Meredith Burton, director of the Furman Child Development Center, has received the Marian Wright Edelman Advocacy Award from the South Carolina Association for the Education of Young Children (SCAEYC).
The award was presented to Burton during the Annual Conference of the SCAEYC, which was held in early October at Midlands Technical College in Columbia.
The Marian Wright Edelman Advocacy Award recognizes a person who has made a significant contribution that changes the lives of children in positive ways. Marian Wright Edelman, whose advocacy efforts for children are known worldwide, is a native South Carolinian and the director of the Children’s Defense Fund. The SCAEYC chose to honor Dr.
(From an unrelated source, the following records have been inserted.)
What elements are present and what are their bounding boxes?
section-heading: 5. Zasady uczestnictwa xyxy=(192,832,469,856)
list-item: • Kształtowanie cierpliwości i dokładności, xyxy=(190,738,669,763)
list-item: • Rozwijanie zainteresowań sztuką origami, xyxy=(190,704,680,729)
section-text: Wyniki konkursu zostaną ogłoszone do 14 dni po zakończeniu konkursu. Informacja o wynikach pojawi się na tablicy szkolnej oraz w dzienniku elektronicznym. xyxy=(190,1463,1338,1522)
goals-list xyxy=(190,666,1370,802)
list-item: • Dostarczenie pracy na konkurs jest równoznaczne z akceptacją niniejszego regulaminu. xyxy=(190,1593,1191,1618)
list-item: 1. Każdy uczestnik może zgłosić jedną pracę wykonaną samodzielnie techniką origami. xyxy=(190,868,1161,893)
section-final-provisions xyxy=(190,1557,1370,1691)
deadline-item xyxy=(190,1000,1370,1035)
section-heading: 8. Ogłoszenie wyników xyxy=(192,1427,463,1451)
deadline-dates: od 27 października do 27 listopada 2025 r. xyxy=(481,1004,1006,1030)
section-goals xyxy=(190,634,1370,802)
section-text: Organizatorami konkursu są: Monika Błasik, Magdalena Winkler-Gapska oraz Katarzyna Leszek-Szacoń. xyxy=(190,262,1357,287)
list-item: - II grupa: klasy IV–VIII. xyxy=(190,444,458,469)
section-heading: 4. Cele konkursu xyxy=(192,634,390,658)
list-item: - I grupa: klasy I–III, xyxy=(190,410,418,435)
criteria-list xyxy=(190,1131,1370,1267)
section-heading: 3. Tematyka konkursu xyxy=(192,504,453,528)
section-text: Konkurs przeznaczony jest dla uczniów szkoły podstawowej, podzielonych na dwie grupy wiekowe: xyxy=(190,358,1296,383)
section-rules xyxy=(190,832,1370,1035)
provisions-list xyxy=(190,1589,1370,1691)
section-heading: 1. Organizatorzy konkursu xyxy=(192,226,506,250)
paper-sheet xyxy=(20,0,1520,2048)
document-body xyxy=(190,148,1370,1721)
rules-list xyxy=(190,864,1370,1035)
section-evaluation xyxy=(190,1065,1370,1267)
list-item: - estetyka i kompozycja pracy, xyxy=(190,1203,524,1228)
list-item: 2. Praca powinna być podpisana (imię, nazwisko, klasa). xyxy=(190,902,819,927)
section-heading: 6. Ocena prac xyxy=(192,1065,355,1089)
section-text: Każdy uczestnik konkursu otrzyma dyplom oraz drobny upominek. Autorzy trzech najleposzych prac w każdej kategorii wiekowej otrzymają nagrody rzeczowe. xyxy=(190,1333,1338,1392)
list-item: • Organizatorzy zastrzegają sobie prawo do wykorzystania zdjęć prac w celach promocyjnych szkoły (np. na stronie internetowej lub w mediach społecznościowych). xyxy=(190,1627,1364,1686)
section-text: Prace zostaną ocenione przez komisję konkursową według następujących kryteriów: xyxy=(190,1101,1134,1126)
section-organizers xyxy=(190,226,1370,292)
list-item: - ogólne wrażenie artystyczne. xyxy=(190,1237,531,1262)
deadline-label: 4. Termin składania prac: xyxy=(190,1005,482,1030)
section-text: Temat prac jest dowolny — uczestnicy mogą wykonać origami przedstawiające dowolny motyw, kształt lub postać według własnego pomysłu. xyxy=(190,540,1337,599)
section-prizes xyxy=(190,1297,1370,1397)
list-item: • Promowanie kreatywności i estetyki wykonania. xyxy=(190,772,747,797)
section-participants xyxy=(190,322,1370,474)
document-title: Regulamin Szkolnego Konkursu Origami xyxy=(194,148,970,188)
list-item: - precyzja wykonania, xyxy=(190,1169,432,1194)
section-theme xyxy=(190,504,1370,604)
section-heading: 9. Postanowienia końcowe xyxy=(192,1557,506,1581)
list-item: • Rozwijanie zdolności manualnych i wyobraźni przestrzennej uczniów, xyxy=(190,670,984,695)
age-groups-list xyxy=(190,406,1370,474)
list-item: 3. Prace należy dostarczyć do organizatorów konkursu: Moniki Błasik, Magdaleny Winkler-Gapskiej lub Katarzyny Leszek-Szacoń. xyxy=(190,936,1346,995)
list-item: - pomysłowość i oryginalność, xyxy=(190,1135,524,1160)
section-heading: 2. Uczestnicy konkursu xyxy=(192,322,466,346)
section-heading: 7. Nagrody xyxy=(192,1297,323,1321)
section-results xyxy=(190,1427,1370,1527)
Edelman by establishing an award in her name.
Burton, a Furman University alumna and president of SCAEYC, says she is delighted to be named this year’s recipient. “Marian Wright Edelman has dedicated her life to the wellbeing of children and families by supporting programs and policy changes that improve the lives of underserved children,” she said.
“I think early childhood educators need to be given a voice in the advocacy realm and I am working to do that, through advocacy training, encouraging early childhood educators to register to vote, and by participating in national public policy work that hopefully models to other educators that they can do the same. There is a lot happening in the nation and in our state around early childhood education and if we don’t speak up as the experts, no one will.”
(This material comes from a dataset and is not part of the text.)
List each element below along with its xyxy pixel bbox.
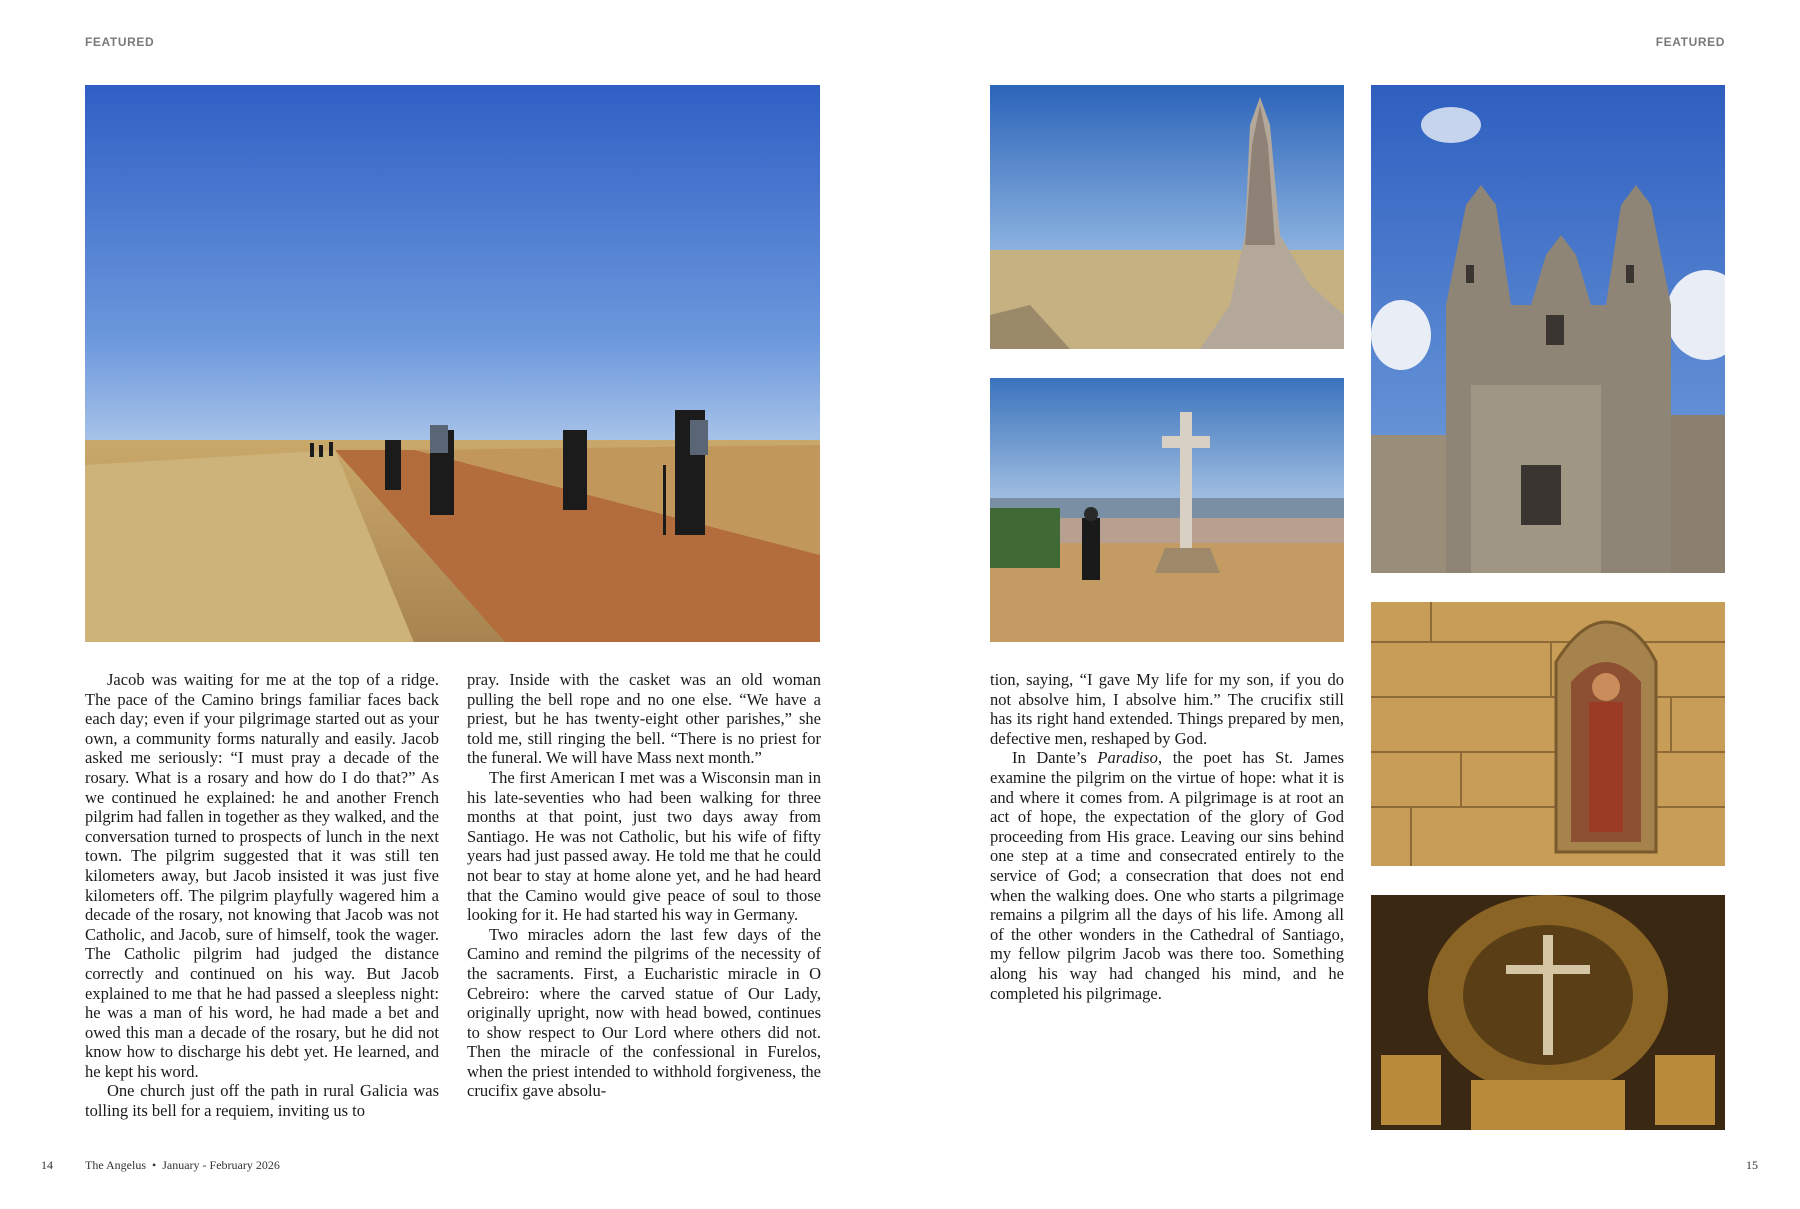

Burton recently participated in a field study to Finland, which was led by Public Education Partners, Furman Department of Education, and the Riley Institute at Furman. The purpose of the study was to gain insight into critical challenges facing South Carolina public education.
Said Burton, “I have so many takeaways from the Finland experience. I think what struck me most was the honor the Finns place on childhood. They truly protect the early childhood years as a time for play and fostering the joy of learning. Time is valued and children are not rushed to perform academic tasks at young ages.
“Early childhood teachers are professionals that have a strong knowledge of child development, and the family is respected as an integral partner in the educational process. That dedication to protecting early childhood really establishes the foundation for a system-wide philosophy of education that focuses on the whole child and the learning process from birth through upper secondary education,” added Burton.
Burton holds both a bachelor’s in early childhood and elementary education and a master’s in reading/literacy from Furman. She taught K5-first grade for 20 years in public and private school settings, and now serves as an instructor for Furman graduate studies in education.
She also was a member of the advisory council for the National Association for the Education of Young Children (NAEYC) for Families website. Locally, Burton serves on the education advisory board at North Greenville University and on the board of Greenville County First Steps.